Was trägt uns? Was hilft uns auf, wenn es nicht weitergeht? Diesen und ähnlichen Fragen widmen sich die neuen Passionsparamente von Künstlerin Dagmar Waldkirch. Während der Passionszeit vor Ostern waren sie erstmalig an Kanzel, Altar und Ambo (Rednerpult) zu sehen

Von der Kanzel blickt ein Auge herab. Es ist Gott selbst, der über uns wacht. Am unteren Rand des Paraments sind rechts drei kleine Kreuze zu sehen. Gott hat das Scheitern des Menschen in der Welt im Blick.

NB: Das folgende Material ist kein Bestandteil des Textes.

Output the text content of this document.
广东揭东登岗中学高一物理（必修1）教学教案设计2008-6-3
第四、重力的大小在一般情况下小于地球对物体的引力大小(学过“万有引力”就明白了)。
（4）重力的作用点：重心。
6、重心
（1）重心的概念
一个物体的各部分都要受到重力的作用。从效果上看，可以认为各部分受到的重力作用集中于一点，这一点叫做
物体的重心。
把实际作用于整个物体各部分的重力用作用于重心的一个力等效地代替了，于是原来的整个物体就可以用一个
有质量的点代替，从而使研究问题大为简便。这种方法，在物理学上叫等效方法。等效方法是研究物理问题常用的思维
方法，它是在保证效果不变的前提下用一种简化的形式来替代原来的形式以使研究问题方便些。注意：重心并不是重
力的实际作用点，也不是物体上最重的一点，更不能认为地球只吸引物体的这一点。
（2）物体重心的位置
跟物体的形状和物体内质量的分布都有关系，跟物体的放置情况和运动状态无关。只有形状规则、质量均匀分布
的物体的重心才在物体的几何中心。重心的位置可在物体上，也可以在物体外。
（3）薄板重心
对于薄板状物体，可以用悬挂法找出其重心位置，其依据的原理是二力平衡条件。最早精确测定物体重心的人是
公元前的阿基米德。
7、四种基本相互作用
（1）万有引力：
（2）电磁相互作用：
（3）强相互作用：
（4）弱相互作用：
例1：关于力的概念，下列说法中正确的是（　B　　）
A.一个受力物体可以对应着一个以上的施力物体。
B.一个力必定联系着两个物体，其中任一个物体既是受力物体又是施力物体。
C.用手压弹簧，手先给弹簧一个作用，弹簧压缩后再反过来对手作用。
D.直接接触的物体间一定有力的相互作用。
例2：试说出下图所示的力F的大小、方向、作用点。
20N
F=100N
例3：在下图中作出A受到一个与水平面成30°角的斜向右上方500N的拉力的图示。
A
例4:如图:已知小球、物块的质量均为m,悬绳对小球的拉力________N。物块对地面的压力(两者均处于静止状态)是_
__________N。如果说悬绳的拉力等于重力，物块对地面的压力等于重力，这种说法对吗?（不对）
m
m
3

Am Altar hält eine nicht näher definierbare helle Gestalt einen Menschen mit Augenbinde. Auch hier sind drei Kreuze im Hintergrund zu sehen, die zusammen die Stäbe eines Gefängnisses andeuten. Während die Binde für die Ausweglosigkeit und Blindheit des Menschen angesichts seines eigenen Leides steht, symbolisiert die weiße Gestalt einen Retter aus der inneren Gefangenschaft, nämlich Jesus.

Auf diese Weise zum Leben befreit, führt im Parament am Ambo eine Treppe zu einem einzelnen schwebenden Kreuz. Links unten ist eine Frau mit Kind zu sehen (Maria mit Jesus). Wer die Geschichte dieses unschuldigen Kindes vor dem Hintergrund des Scheiterns sieht und akzeptiert, dem gelingt mit Hilfe des Heiligen Geistes der Aufstieg zu einem freieren Leben in Frieden im Hier und Jetzt.